Putting Topic Maps in Context
A question you may be asking yourself at this point is how something like topic maps fits into the larger family of XML standards. As I hinted at the beginning, topic maps are really an add-on to XML, something that adds extra value beyond what XML itself can do. You can in fact use topic maps without using XML at all. In a very real way, the two standards are similar without competing. They both have data models, interchange syntaxes, query languages, schema languages, and so on. Being developed for different purposes and doing different things well they can peacefully coexist and complement one another.
The relationship between RDF and topic maps is less obvious, however. Structurally, they are very similar, and their semantics are very close, although the distinctions in topic maps between base names, occurrences, and associations do not exist in RDF. At first glance it may appear that they are nearly the same, but on closer inspection it turns out that their respective communities think of the technologies in very different ways, and that features such as scope and merging actually make them rather different after all. Again, the conclusion seems to be that they are good for different things, and that there is room for both.
So what should be used where? Generally, use XML for interchange and document contents, RDF for fine-grained metadata, and topic maps for making information findable and anything that is mostly about relationships.
So, to sum up, topic maps make information findable by giving every concept in the information its own identity and providing multiple redundant navigation paths through the information space. These paths are semantic, and all points on the way are clearly identified with names and types that tell you what they are. This means you always know where you are, which prompted Charles Goldfarb to call topic maps "the GPS of the information universe."
Topic maps also help by making it possible to relate together information that comes from different sources through merging and published subjects. A future article will discuss this.
Tools and references
The following is a very partial list of places where you can find useful information about topic maps.
- The TAO of topic maps, the classic introduction to topic maps.
- TM4J is an open source topic map engine project in Java.

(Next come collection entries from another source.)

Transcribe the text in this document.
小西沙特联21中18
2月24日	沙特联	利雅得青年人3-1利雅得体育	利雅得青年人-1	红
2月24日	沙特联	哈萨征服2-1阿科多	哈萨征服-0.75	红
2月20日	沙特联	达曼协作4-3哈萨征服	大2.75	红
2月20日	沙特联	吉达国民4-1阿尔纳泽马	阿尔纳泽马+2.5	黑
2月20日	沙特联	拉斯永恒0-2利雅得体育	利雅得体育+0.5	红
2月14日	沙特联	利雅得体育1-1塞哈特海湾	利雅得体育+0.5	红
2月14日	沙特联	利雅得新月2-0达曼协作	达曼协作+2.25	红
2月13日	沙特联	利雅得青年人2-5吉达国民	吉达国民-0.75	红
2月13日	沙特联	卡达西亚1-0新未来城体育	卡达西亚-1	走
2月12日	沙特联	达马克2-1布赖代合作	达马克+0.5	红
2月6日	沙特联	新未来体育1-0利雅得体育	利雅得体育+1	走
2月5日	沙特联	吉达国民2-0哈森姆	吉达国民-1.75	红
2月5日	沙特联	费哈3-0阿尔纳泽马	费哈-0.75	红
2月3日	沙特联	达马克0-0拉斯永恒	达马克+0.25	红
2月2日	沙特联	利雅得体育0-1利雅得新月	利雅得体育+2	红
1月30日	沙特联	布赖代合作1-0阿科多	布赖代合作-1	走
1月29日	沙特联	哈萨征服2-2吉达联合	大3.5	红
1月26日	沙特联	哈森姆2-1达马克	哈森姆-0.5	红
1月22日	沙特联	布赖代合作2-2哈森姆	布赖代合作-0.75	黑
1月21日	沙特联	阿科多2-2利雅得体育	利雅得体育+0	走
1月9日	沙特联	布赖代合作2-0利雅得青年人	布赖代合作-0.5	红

- Perl XTM is an open source topic map engine in Perl.
- tmproc is an open source topic map engine in Python.
- The Omnigator is a free (as in beer) topic map browser that can display any topic map. There's also an online demo.
- easytopicmaps.com is a wiki site about topic maps.
- topicmap.com is a useful site about topic maps.
- XTM 1.0 is currently the most important specification. It has now been incorporated in the second edition of the topic map ISO standard.
- isotopicmaps.com tells you where the topic map standards are headed next.
- TOPICMAPMAIL is a general mailing list about topic maps, suitable for newbies.
- LTM, the Linear Topic Map notation, is a text-based syntax for topic maps that is easier to read and write for humans than XTM.
- Jan Algermissen maintains a registry of publicly available topic maps.
If you want to start creating your own topic maps I recommend downloading the Omnigator and writing an XTM or LTM file (see above). You can then browse your topic map in the Omnigator immediately, without any programming or stylesheets.